DESIGN: Retrospective cohort analysis using administrative databases composed of members aged 0 to 64 years who were enrolled in 3 POS health plans in the Midwest (n = 265 843), Northeast (n = 80 292), and mid-Atlantic (n = 39 888) regions for 6 to 12 months in 1996, and a 1997 telephone survey of specialty care users (n = 606) in the midwestern plan.
MAIN OUTCOME MEASURES: Self-referred service use and charges, reasons for self-referral, and satisfaction with specialty care.
RESULTS: Overall, 8.8% of enrollees in the midwestern POS plan, 16.7% in the northeastern plan, and 17.3% in the mid-Atlantic plan self-referred for at least 1 physician or nonphysician clinician visit. The proportions of enrollees self-referring to generalists (4.7%-8.5%) were slightly higher than the proportions self-referring to specialists (3.7%-7.2%) across all 3 plans. Nine percent to 16% of total charges were due to self-referral. The chances of self-referral to a specialist were increased for patients with chronic and orthopedic conditions, higher cost sharing for physician-approved services, and less continuity with their regular physician. Patients who self-referred to specialists preferred to access specialty care directly (38%), reported relationship problems with their regular physicians (28%), had an ongoing relationship with a specialist (23%), were confused about insurance rules (8%), and did not have a regular physician (3%). Compared with those referred to specialists by a physician, patients who self-referred were more satisfied with the specialty care they received.

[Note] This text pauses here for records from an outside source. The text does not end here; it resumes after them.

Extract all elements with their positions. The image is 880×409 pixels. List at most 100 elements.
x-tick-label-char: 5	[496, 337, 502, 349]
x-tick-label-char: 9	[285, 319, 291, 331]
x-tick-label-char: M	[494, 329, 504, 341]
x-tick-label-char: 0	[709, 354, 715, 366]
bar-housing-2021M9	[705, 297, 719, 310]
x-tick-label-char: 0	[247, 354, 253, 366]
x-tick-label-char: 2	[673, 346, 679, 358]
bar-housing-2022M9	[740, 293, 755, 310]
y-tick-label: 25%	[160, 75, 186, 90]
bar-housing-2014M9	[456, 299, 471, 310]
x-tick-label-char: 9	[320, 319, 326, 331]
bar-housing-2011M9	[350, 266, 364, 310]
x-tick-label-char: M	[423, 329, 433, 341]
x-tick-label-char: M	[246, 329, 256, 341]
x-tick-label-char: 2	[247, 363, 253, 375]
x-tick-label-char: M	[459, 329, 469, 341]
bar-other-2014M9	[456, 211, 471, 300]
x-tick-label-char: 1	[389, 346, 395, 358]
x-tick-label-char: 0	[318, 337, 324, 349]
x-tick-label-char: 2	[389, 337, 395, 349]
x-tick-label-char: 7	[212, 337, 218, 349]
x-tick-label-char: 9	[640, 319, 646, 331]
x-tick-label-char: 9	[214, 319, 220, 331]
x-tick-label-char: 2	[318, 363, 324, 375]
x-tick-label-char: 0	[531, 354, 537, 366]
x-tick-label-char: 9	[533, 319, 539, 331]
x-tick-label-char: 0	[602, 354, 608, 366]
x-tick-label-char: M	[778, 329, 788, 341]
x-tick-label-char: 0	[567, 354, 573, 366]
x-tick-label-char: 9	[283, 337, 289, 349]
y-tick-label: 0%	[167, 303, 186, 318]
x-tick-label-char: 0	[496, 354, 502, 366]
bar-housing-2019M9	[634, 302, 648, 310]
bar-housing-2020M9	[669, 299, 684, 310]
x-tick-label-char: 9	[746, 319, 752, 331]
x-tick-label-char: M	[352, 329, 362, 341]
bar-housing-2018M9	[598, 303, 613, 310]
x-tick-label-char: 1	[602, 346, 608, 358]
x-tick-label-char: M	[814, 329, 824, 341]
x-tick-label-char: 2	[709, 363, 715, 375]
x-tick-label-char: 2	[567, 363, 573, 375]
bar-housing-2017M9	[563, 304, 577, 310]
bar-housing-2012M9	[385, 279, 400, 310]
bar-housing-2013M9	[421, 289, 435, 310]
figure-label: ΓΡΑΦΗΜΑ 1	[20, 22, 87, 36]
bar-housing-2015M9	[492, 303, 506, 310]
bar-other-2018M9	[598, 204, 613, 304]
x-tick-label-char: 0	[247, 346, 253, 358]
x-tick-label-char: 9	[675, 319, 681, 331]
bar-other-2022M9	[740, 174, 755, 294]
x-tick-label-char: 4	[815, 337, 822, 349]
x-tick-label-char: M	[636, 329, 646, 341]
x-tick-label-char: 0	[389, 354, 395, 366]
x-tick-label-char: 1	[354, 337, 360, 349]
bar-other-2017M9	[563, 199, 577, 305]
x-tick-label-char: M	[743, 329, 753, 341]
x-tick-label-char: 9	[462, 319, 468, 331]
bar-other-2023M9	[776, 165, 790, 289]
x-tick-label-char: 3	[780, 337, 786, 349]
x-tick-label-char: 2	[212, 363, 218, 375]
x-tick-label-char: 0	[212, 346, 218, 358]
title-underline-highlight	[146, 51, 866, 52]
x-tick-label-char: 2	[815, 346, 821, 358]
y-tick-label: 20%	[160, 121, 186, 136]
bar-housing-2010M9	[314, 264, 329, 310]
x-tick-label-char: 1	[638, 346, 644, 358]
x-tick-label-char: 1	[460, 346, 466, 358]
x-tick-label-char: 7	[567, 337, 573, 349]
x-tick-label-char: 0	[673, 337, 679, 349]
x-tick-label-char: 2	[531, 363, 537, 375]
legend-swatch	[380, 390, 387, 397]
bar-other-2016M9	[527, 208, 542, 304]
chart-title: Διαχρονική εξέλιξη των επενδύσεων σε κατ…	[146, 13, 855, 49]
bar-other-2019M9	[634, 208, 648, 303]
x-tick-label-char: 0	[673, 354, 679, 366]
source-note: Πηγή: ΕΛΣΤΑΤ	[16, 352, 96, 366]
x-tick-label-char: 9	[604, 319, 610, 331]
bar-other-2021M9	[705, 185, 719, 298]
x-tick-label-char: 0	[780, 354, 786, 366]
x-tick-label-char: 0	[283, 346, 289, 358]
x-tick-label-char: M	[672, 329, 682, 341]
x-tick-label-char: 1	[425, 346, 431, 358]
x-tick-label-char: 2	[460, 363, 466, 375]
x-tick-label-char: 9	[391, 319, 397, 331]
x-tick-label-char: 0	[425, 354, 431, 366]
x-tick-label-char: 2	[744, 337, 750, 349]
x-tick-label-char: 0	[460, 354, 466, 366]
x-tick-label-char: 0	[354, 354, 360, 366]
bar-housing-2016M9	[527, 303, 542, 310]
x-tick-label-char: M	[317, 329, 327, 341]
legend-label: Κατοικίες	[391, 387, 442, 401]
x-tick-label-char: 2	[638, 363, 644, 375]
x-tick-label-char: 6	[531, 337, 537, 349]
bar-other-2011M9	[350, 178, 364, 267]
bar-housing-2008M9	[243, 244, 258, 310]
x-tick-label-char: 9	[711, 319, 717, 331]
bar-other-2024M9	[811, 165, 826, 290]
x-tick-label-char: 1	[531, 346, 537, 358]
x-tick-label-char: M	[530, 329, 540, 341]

CONCLUSIONS: Having the option to self-refer is enough for most POS plan enrollees; 93% to 96% of enrollees did not exercise their POS option to obtain specialty care via self-referral during a 1-year interval. The potential downside of uncoordinated, self-referred service use in POS health plans is limited and counterbalanced by higher patient satisfaction with specialist services.
Comment in JAMA. 2001 Aug 8;286(6):672-3.